Overall however, the results of both quarterly polls were far less upbeat than usual and reflected what economic officials have repeatedly said as a “crisis in confidence” left by months of lockdowns now hampering the economy’s return to prosperity. 

That said, there are signs the current rebound in confidence, albeit coming in slow, would persist into the near future. Majority of consumers and businesses are looking into the first quarter of 2021 with a positive perspective with indices at 4.3% and 37.4%, respectively. 

Over the next 12 months, the metric measuring businesses’ outlook jumped to 57.7%, while that for consumers slightly eased to 23.6%, BSP surveys showed.

This is good news for the government trying to convince consumers to go out and spend and businesses to reopen in order to support economic revival. For the fourth quarter, consumers are expecting “additional and high income” plus “more jobs and permanent employment” to bring them through the yearend. 

By income level, low-income earners and the middle class got less pessimistic, largely because of receiving government cash assistance for poor families and “availability of more jobs.” On the flip side, sentiment worsened for high-income earners this quarter.

Overall however, that consumers are becoming less pessimistic bodes well to businesses looking forward to “increase in sales of volumes and orders” brought by “uptick in demand during the holiday season,” the central bank said. 

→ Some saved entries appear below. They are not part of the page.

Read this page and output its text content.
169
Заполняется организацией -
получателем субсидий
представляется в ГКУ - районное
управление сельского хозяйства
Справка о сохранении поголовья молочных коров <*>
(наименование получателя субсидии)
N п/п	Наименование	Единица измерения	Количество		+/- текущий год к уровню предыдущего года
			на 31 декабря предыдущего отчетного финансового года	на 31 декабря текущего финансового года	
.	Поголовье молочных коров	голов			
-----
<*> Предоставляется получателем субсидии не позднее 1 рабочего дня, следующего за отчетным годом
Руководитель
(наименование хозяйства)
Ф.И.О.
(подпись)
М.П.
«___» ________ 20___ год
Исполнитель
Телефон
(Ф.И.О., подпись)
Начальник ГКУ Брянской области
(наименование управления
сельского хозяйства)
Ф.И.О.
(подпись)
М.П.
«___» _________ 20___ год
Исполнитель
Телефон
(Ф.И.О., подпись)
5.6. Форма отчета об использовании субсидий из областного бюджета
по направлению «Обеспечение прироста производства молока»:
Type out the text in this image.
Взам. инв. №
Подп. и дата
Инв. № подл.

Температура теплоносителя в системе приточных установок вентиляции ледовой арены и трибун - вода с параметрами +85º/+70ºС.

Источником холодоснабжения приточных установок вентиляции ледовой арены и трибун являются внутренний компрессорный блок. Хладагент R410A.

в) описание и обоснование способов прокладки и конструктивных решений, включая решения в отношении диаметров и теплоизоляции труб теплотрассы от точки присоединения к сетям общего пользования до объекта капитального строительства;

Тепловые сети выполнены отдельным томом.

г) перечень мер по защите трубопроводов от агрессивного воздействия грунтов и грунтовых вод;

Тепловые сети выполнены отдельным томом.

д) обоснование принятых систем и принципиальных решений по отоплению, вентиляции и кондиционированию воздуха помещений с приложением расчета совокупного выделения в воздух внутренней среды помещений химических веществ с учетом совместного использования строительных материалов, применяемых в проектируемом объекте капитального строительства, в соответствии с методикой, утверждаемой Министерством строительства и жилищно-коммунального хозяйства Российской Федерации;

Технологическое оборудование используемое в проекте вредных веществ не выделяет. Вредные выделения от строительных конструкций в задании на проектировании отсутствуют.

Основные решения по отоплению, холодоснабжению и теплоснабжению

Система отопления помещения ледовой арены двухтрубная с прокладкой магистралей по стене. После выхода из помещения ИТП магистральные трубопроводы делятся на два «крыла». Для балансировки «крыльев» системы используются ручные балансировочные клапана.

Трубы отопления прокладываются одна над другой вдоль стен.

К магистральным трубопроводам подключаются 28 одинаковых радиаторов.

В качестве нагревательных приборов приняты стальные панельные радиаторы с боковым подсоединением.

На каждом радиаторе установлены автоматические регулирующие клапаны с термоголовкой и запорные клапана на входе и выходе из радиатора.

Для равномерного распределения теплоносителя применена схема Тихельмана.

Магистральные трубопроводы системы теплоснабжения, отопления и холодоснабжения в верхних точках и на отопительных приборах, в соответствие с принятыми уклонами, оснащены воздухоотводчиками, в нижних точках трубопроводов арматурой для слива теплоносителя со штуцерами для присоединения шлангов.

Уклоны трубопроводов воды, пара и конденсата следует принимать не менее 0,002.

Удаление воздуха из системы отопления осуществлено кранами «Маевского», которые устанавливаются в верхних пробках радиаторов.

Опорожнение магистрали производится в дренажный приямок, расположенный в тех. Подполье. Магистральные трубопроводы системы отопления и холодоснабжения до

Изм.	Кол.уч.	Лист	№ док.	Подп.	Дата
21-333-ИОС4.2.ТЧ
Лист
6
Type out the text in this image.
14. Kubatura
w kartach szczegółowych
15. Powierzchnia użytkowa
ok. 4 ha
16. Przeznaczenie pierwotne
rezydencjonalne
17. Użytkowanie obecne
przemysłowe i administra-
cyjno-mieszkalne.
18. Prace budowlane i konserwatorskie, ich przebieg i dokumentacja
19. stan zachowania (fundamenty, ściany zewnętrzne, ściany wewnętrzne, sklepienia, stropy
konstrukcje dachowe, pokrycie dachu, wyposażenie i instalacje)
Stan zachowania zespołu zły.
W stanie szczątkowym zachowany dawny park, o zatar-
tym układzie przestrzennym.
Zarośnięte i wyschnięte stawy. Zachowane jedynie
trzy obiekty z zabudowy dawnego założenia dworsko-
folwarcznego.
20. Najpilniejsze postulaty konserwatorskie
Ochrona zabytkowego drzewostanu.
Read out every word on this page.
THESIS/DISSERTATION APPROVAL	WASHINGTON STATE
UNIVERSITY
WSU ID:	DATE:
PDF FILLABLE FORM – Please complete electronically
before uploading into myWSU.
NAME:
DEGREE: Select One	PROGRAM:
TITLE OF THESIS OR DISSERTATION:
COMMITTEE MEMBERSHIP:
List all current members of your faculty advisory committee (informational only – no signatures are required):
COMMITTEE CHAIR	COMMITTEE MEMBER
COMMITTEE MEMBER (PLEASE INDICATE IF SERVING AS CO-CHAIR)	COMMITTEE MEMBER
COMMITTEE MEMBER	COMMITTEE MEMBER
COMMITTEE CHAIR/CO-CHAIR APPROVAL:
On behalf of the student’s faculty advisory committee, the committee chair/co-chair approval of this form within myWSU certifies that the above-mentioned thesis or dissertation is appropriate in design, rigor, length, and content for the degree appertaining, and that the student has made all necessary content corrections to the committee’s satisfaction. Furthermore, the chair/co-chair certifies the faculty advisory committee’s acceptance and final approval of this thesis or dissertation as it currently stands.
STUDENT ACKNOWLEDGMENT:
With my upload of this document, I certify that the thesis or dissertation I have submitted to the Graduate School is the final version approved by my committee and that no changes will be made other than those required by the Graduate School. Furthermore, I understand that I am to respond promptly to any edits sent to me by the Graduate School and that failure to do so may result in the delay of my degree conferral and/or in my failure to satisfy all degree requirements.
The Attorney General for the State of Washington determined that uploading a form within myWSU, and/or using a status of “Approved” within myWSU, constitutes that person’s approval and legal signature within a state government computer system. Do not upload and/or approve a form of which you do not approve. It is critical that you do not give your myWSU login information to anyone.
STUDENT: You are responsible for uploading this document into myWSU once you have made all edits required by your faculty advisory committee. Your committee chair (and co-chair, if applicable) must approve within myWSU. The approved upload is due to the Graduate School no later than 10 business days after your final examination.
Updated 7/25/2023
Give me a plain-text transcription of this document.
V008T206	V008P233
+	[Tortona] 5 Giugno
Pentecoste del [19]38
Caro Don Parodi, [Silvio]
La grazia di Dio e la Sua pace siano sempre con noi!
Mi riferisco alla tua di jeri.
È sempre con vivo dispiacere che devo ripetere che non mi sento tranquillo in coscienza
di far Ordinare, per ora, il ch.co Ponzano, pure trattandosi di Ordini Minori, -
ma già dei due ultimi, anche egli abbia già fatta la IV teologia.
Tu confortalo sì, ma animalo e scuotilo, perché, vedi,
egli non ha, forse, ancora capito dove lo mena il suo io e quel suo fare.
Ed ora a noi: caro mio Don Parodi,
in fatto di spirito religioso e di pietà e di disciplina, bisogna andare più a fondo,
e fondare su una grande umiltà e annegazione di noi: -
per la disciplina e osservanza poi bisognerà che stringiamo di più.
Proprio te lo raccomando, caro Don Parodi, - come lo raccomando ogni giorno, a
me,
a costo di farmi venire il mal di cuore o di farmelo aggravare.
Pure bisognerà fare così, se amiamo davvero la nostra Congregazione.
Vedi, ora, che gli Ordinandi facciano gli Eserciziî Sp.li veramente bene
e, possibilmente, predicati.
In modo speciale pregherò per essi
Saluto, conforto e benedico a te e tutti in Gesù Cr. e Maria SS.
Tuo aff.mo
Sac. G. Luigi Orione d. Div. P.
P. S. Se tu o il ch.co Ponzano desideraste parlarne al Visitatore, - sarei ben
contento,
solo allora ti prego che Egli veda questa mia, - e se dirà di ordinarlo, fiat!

Not translating to spending

But after the holidays, the positive outlook may not be enough to increase consumer spending in the longer run. A subindex measuring household spending was unchanged at 26.4% for the first quarter of next year, the lowest reading on record. Worse, only a smaller portion, 11.4%, indicated plans to purchase big-ticket items like cars or property. 

Businesses, on the other hand, were more optimistic, with expansion and hiring plans returning to positive territory for the first quarter of 2021 and over the next 12 months. This, even as firms are expecting difficulty in securing credit to fund their operations. 

Going into 2021, easing lockdowns or even “an end in the COVID-19 pandemic” with vaccine rollout are proving to be the biggest catalyst of optimism among all respondents.